Enzymes

Question 1

what are enzymes

Answer 1

Biological catalysts that lowers the activation energy of a reaction

Question 2

Explain the lock and key model

Answer 2

• Active site is a fixed shape , it is complementary to one substrate.
• after a successful collision, an enzyme substrate complex forms leading to a reaction.

Question 3

Explain the induced fit model

Answer 3

Before the reaction the enzyme active site is not complementary to substrate so doesn’t fit in

• Active site shape changes as substrate binds and an enzyme substrate complex is formed
• This distorts bonds in substrate leading to a reaction

Question 4

What determines the property of an enzyme

Answer 4

The properties of an enzyme relates to the tertiary structure of its active site and its ability to combine with complementary substrate to form an enzyme substrate complex

Question 5

How r enzymes specific

Answer 5

• they have a specific shaped tertiary structure and active site. The sequence of amino acids determine the tertiary structure.
• Active site is complementary to a specific substrate
• Enabling only this enzyme to bind to the active site which allows ES complex to form

Question 6

How does enzyme concentration effect the rate of reations.

Answer 6

Increasing the enzyme conc=rate of reaction increases
More enzymes are added so more available active sites so more successful ES collisions and ES complexes. But at a certain point rate of reaction plateaus because the substrate is limiting factor as all substrate are in use

Question 7

How does substrate concentration effect the rate of reaction

Answer 7

Increasing substrate conc.=rate of reaction increases
There is more successful ES collisions and ES complexes. But at a certain point the rate of reaction plateaus because the enzyme conc. is limiting as all active site saturated

Question 8

How does temperature effect the rate of reactions

Answer 8

Increasing temp to optimum = rate of reaction increases as there is increase in kinetic energy so more successful ES collisions and ES complexes.

However increasing temp above optimum = rate of reaction fall.
Enzymes are denatured as tertiary structure and active site change shapes (hydrogen, ionic bonds break) so fewer ES collisions and ES complexes formed as substrate no longer binds to active site

Question 9

How does pH effect rate of reaction

Answer 9

pH above/below optimum= the rate of reaction decreases cause teh enzymes are denatured; tertiary structure and active site change shape.
Complementary substrate no longer binds so fewer ES collisions and ES complexes.

Question 10

Role of competitive inhibitors

Answer 10

They decrease the rate of reaction.

They have similar shape to substrate and compete for active sites so substrate cannot bind. So fewer ES complexes.

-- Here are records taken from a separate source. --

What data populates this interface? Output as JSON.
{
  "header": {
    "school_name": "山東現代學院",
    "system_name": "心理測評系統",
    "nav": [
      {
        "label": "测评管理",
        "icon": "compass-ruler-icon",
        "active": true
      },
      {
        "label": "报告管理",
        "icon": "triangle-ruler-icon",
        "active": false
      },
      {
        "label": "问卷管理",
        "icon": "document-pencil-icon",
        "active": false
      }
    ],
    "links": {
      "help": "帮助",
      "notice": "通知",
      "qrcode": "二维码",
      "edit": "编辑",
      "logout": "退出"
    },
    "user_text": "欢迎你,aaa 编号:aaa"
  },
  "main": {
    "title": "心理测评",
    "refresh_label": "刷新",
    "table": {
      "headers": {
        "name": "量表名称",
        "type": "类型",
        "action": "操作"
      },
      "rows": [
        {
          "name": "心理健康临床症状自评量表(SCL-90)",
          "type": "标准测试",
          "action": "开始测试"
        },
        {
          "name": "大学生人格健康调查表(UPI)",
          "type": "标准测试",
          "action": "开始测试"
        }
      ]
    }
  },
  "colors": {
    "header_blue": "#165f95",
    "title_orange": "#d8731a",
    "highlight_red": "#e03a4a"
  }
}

Increasing the substrate conc. reduces the effect of the inhibitor.

Question 11

Role of non competitive inhibitors

Answer 11

Decrease rate of reaction

Bind to Allosteric site.
Enzyme tertiary structure change shape so substrate can’t bind to active site
Fewer complexes
Increasing the substrate conc. has no effect on rate of reaction as causes permanent change to active site.